The official portraits of former Presidents Bill Clinton and George W. Bush were removed from the Grand Foyer of the White House within the last week, aides told CNN, and replaced by those of two Republican presidents who served more than a century ago.
White House tradition calls for portraits of the most recent American presidents to be given the most prominent placement, in the entrance of the executive mansion, visible to guests during official events. That was the case through at least July 8, when President Donald Trump welcomed Mexican President Andrés Manuel López Obrador.
The two stood in the Cross Hall of the White House and made remarks, with the portraits of Clinton and Bush essentially looking on as they had been throughout Trump’s first term.But in the days after after that, the Clinton and Bush portraits were moved into the Old Family Dining Room, a small, rarely used room that is not seen by most visitors.

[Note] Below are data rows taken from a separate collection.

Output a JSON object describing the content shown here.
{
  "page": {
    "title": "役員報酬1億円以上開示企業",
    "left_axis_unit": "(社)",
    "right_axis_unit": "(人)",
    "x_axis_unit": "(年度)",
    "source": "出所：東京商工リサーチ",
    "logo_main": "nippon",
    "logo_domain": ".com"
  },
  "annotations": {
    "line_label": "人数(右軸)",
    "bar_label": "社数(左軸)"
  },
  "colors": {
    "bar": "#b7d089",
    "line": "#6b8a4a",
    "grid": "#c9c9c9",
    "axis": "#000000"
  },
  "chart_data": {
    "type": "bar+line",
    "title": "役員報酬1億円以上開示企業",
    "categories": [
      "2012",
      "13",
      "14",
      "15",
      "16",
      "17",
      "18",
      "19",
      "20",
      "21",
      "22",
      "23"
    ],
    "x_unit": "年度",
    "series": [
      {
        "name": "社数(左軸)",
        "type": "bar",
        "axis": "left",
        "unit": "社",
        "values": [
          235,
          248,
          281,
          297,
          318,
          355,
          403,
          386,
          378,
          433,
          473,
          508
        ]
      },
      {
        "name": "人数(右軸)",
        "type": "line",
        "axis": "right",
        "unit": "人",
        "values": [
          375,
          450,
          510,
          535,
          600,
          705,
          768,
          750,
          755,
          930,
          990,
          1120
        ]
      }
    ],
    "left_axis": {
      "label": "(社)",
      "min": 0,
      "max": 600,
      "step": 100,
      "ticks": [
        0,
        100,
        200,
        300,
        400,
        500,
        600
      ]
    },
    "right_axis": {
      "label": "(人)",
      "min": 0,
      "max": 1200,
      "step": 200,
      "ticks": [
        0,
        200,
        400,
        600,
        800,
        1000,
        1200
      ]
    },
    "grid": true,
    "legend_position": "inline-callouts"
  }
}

That places the paintings well outside of Trump’s vantage point in the White House. In their previous location, the pictures would have been seen daily as Trump descends the staircase from his third floor private residence or when he hosts events on the state floor of the White House. Now, they hang in a space used mainly for storing unused tablecloths and furniture.The White House did not immediately respond to a request for comment.

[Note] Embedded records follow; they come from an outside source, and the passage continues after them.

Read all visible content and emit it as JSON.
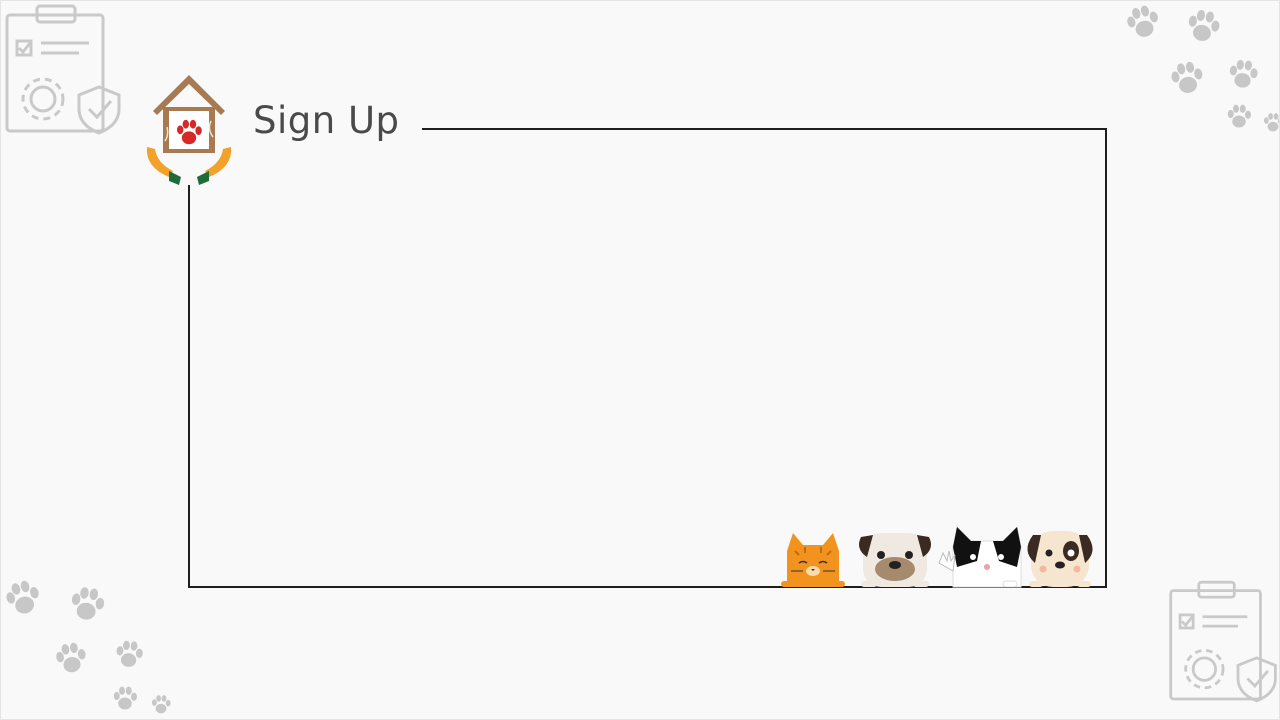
{
  "page": {
    "title": "Sign Up"
  },
  "icons": {
    "logo": "pet-shelter-house-logo-icon",
    "clipboard": "clipboard-settings-shield-icon",
    "paw": "paw-print-icon",
    "pets": "peeking-cat-and-dogs-illustration"
  },
  "colors": {
    "background": "#f9f9f9",
    "frame": "#1e1e1e",
    "title": "#4a4a4a",
    "decor_gray": "#c7c7c7",
    "logo_brown": "#a87a52",
    "logo_red": "#d62828",
    "logo_orange": "#f2a12a",
    "logo_green": "#1f6b3a"
  }
}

The portrait of former President Barack Obama is not expected to be unveiled for a formal ceremony during Trump’s first term, a sign of the bitter relationship between the 44th and 45th presidents. Trump has accused Obama of unsubstantiated and unspecified crimes, and has questioned whether Obama was born in the US for years.

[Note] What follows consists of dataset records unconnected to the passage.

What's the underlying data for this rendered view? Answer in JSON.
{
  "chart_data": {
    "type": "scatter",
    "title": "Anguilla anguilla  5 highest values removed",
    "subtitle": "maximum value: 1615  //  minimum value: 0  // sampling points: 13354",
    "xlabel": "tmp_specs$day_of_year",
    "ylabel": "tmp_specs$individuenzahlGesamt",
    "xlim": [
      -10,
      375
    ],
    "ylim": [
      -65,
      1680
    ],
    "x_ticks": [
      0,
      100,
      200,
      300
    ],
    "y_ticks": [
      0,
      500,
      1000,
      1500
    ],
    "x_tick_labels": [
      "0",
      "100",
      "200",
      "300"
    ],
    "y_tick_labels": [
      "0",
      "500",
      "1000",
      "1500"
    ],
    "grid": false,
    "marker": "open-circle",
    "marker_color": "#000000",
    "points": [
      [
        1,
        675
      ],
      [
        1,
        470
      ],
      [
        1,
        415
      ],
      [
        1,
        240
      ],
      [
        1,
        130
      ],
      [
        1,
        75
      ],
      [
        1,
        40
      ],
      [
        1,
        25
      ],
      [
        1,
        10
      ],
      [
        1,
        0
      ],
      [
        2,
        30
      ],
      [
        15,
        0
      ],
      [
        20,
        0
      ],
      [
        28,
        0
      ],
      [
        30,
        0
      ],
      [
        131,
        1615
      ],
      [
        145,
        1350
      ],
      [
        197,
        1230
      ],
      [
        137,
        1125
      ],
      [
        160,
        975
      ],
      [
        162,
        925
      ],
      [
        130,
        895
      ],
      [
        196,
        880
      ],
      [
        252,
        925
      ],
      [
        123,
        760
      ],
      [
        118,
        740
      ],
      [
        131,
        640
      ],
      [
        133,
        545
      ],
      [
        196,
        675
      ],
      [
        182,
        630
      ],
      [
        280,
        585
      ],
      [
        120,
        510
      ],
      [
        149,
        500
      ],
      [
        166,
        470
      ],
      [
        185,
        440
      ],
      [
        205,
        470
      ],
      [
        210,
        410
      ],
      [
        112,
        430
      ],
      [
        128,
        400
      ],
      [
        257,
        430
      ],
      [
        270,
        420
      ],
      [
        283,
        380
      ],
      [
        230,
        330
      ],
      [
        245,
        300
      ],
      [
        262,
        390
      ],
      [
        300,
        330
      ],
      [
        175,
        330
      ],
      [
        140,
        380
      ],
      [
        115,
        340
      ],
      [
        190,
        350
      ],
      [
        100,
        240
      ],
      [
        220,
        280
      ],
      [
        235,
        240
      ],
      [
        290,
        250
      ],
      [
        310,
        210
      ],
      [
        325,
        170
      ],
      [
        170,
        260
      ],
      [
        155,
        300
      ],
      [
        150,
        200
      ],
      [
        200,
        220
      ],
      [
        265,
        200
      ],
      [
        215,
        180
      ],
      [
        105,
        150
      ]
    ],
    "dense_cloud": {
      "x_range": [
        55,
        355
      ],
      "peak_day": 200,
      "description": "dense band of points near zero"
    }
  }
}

Trump has — less frequently — similarly disparaged Bush and Clinton. In his book, former Trump national security adviser John Bolton wrote Trump “despised” both Bush presidents, and people familiar with the conversations say Trump has lambasted George W. Bush as “stupid.” Trump has similarly castigated Clinton, the husband of his 2016 presidential rival, Hillary Clinton, and suggested he was a bad president.Trump has not spoken to either man extensively as president, though he did greet them both in person during the funeral of George H.W. Bush in December 2018
.The Bush portrait has been replaced by that of William McKinley, the nation’s 25th president, who was assassinated in 1901, and the Clinton portrait has been replaced by one of Theodore Roosevelt, who succeeded McKinley, three people who have seen the portraits this week tell CNN.